RD: As I mentioned earlier, I’m looking forward to the results of this transformation. Sometimes, I have a bleak outlook on humanity, but then I cross my fingers because I read an article about somebody who I feel is doing right and making a meaningful impact with their innovation, and I get a sense of relief and feel that things will be okay. Although we don’t know what’s ahead, I’m looking forward, and I’ve been seeing more signs recently that we’re headed in the right direction. I’m confident about that.

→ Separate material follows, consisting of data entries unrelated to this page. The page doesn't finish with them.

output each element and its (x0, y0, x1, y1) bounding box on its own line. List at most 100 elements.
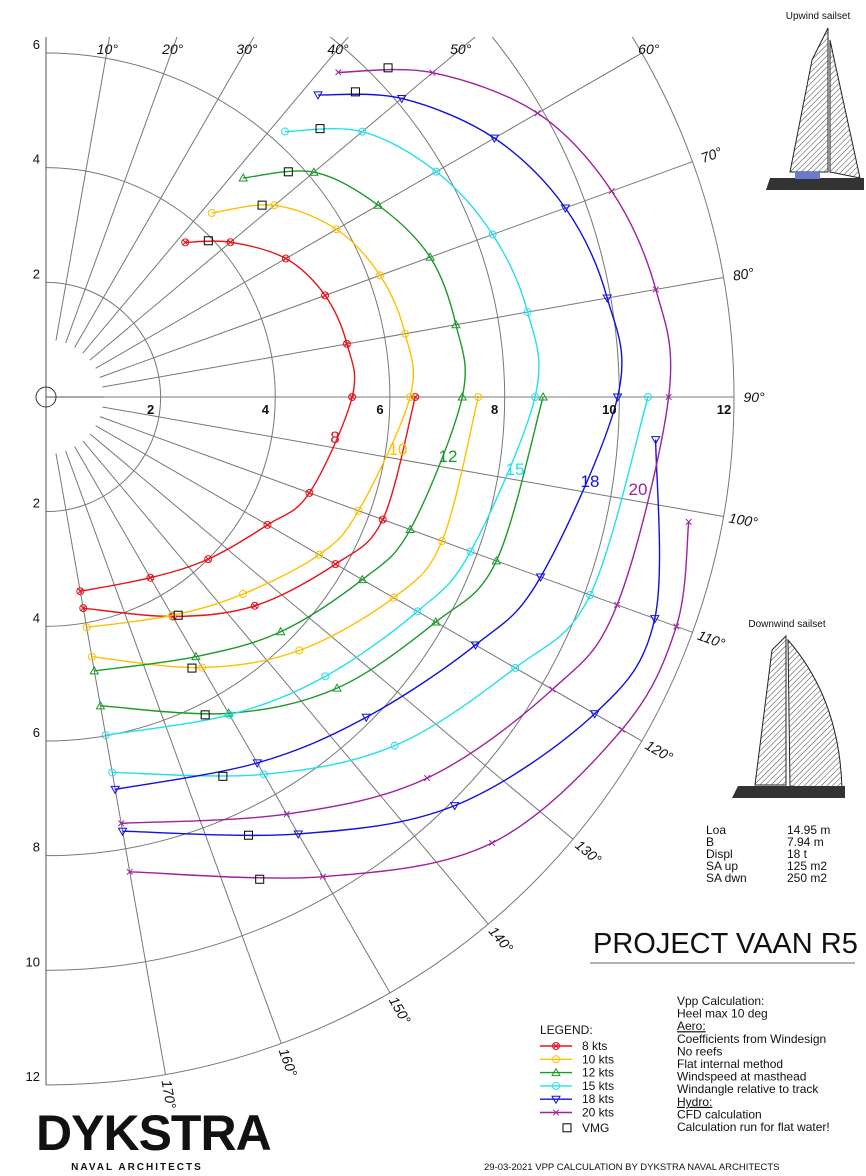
legend-title: LEGEND: (540, 1023, 593, 1037)
angle-label: 20° (161, 41, 184, 57)
polar-grid (36, 0, 734, 1085)
series-line (106, 129, 648, 776)
marker (609, 188, 615, 194)
curve-label: 10 (389, 440, 408, 459)
downwind-boat: Downwind sailset (732, 619, 845, 798)
angle-label: 100° (728, 510, 760, 531)
page: 222444666881010121210°20°30°40°50°60°70°… (0, 0, 866, 1176)
marker (550, 687, 556, 693)
angle-label: 10° (97, 41, 119, 57)
curve-label: 15 (506, 460, 525, 479)
angle-label: 90° (743, 389, 765, 405)
caption: Upwind sailset (786, 11, 851, 22)
angle-label: 50° (450, 41, 472, 57)
note: Calculation run for flat water! (677, 1120, 830, 1134)
series-line (121, 70, 689, 878)
y-tick-label: 4 (33, 152, 40, 167)
radial-line (56, 453, 166, 1074)
spec-name: SA dwn (706, 871, 747, 885)
marker (282, 255, 289, 262)
x-tick-label: 2 (147, 402, 154, 417)
marker (619, 727, 625, 733)
spec-value: 250 m2 (787, 871, 827, 885)
radial-line (83, 441, 488, 924)
y-tick-label: 8 (33, 840, 40, 855)
curve-label: 8 (330, 428, 339, 447)
marker (306, 489, 313, 496)
angle-label: 40° (327, 41, 349, 57)
x-tick-label: 8 (491, 402, 498, 417)
radial-line (102, 407, 723, 517)
y-tick-label: 4 (33, 610, 40, 625)
angle-label: 120° (643, 737, 676, 766)
legend-label: 10 kts (582, 1052, 614, 1066)
angle-label: 70° (699, 144, 725, 166)
series-line (87, 205, 479, 668)
curve-label: 20 (629, 480, 648, 499)
angle-label: 110° (696, 627, 728, 652)
series-line (94, 171, 543, 714)
radial-line (75, 447, 390, 993)
marker (489, 840, 495, 846)
legend-label: 18 kts (582, 1092, 614, 1106)
series-line (80, 241, 415, 616)
hull (732, 786, 845, 798)
x-tick-label: 6 (376, 402, 383, 417)
mainsail (790, 28, 828, 172)
legend-label: 15 kts (582, 1079, 614, 1093)
series-line (115, 94, 659, 835)
specs: Loa14.95 mB7.94 mDispl18 tSA up125 m2SA … (706, 823, 830, 885)
y-tick-label: 2 (33, 266, 40, 281)
radial-line (96, 53, 642, 368)
marker (379, 516, 386, 523)
upwind-boat: Upwind sailset (766, 11, 864, 190)
angle-label: 30° (236, 41, 258, 57)
y-tick-label: 10 (26, 954, 40, 969)
angle-label: 80° (731, 264, 755, 284)
x-tick-label: 10 (602, 402, 616, 417)
angle-label: 160° (276, 1046, 301, 1079)
caption: Downwind sailset (748, 619, 825, 630)
footer: 29-03-2021 VPP CALCULATION BY DYKSTRA NA… (484, 1162, 780, 1173)
boom (795, 172, 820, 179)
ring (46, 0, 734, 1085)
legend: LEGEND: 8 kts10 kts12 kts15 kts18 kts20 k… (540, 1023, 614, 1135)
jib (830, 40, 860, 178)
angle-label: 140° (486, 923, 517, 956)
legend-label: 8 kts (582, 1039, 607, 1053)
project-title: PROJECT VAAN R5 (593, 928, 858, 960)
marker (201, 711, 209, 719)
marker (424, 775, 430, 781)
mainsail (755, 636, 786, 785)
logo-sub: NAVAL ARCHITECTS (71, 1162, 203, 1173)
legend-label: 20 kts (582, 1106, 614, 1120)
hull (766, 178, 864, 190)
angle-label: 130° (572, 837, 605, 868)
marker (251, 602, 258, 609)
marker (256, 875, 264, 883)
radial-line (66, 451, 282, 1044)
y-tick-label: 2 (33, 496, 40, 511)
marker (535, 110, 541, 116)
radial-line (100, 162, 693, 378)
marker (322, 292, 329, 299)
legend-label: 12 kts (582, 1066, 614, 1080)
x-tick-label: 4 (262, 402, 270, 417)
y-tick-label: 6 (33, 725, 40, 740)
marker (563, 1124, 571, 1132)
notes: Vpp Calculation:Heel max 10 degAero:Coef… (677, 994, 830, 1134)
x-tick-label: 12 (717, 402, 731, 417)
marker (332, 561, 339, 568)
ring (46, 0, 505, 856)
angle-label: 150° (386, 994, 415, 1027)
logo: DYKSTRA (36, 1105, 271, 1161)
marker (264, 521, 271, 528)
ring (46, 0, 619, 970)
gennaker (788, 640, 842, 790)
marker (384, 64, 392, 72)
marker (614, 602, 620, 608)
curve-label: 12 (439, 447, 458, 466)
legend-label: VMG (582, 1121, 609, 1135)
y-tick-label: 12 (26, 1069, 40, 1084)
y-tick-label: 6 (33, 37, 40, 52)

CR: It is really exciting. It’s nice to just be hopeful and see signs that tell you that things are moving the way they should be. I agree with your answer to the other question as well. When you see changes that could and should be made but the people in the position to make them just aren’t doing it for whatever reason, it’s easy to think, “why aren’t you doing that?” It could make life better for so many people. And there are all kinds of examples in modern society of old or outdated systems, or systems that are just really problematic for a number of reasons, being perpetuated at the expense of the wellbeing and even lives of so many people, which is quite frustrating. But, there are so many people acting, advocating, and amplifying, which creates hope for the positive potential you mentioned to be realized. That’s a future I want to invest my energy in. Thank you for chatting with me, Bekah!